Dovranno pagare 12mila euro ciascuna alla Monge, oltre a una multa di 300 euro, le due donne condannate per alcuni commenti diffamatori su Facebook nei confronti della nota azienda con sede a Monasterolo di Savigliano.
Lo ha stabilito il giudice Elisabetta Meinardi, accogliendo le richieste della Procura nei confronti di L.B., ex dipendente della Monge, residente a Racconigi, e della fossanese P.B., sua coimputata. Si parlava di mangimi realizzati con carcasse di animali randagi, riferimenti al “pesce scaduto” o al latte altrettanto scaduto e poi congelato, crudeltà varie: “Quando hanno tritato i pulcini vivi le uova si erano schiuse”. Chi scriveva queste frasi, intervenendo sul profilo di un’amica, assicurava di aver visto tutto con i suoi occhi: “In Monge ci ho lavorato, tritavano anche i gatti che trovavano in giro”. A darle manforte era intervenuta un’altra utente del social, con questa osservazione: “Gente come quella risolve tutto con la famosa mazzetta”.

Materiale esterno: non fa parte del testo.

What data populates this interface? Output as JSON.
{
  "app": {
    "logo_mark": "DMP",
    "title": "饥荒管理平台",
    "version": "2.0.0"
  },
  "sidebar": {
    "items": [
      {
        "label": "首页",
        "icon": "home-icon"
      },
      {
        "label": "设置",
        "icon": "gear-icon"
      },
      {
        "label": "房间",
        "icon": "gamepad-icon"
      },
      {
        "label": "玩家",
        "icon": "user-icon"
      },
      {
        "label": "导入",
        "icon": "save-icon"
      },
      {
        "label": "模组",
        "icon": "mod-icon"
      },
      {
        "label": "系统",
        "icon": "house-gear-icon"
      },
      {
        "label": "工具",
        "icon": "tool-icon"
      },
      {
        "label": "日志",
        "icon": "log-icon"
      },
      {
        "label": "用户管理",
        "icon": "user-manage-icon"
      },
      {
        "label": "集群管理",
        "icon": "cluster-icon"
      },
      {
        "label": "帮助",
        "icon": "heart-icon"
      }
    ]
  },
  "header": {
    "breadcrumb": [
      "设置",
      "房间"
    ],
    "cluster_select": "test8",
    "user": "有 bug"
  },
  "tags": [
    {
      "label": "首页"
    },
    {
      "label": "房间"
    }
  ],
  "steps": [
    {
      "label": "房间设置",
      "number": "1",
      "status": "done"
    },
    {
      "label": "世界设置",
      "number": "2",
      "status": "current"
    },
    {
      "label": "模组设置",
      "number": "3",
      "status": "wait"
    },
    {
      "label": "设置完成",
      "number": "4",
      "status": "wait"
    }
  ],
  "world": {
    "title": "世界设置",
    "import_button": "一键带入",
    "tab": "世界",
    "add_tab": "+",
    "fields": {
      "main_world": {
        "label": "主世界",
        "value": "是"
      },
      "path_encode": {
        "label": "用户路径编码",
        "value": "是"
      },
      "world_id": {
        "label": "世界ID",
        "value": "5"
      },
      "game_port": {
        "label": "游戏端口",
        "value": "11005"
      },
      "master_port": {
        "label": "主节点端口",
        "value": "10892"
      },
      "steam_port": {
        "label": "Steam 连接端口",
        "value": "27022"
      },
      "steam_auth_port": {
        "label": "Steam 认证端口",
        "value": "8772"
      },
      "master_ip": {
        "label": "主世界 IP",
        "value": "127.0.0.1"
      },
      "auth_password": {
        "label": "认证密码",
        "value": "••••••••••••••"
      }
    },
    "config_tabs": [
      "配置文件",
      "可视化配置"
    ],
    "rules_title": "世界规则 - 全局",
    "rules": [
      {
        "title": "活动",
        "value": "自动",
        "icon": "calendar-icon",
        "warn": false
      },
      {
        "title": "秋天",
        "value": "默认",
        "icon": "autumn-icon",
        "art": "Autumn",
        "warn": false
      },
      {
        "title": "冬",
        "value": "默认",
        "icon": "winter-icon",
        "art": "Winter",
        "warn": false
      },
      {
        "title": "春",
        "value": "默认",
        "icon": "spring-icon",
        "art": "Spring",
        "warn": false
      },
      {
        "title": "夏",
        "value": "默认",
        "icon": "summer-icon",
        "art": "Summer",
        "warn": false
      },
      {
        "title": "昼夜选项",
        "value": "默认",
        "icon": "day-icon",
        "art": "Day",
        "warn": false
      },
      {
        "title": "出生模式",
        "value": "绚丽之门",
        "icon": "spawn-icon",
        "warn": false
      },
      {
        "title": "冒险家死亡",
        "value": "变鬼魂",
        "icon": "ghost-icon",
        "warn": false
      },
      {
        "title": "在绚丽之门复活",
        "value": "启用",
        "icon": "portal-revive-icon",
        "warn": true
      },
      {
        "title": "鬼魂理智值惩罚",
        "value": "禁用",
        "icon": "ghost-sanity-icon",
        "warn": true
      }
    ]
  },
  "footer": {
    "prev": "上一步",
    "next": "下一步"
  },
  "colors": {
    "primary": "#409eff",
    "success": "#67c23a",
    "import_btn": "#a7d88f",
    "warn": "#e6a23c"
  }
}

Frasi talmente gravi da indurre l’azienda di Monasterolo di Savigliano, un colosso del settore con 500 milioni di euro di fatturato, a presentare denuncia. “Con queste affermazioni - ha sottolineato il pm Anna Maria Clemente - si mette in dubbio non solo la reputazione morale e professionale dell’azienda, ma la stessa serietà nei confronti dei clienti”. Il colosso dell’alimentazione animale si è difeso convocando sul banco dei testimoni l’amministratrice delegata, Franca Monge: “I fornitori - ha precisato - sono macelli, prima di vendere le carni il macello emette un certificato di idoneità controllato dal nostro ufficio controllo qualità e dall’Asl”. Per gli arrivi dall’estero, ha aggiunto, viene tracciato anche il Dna.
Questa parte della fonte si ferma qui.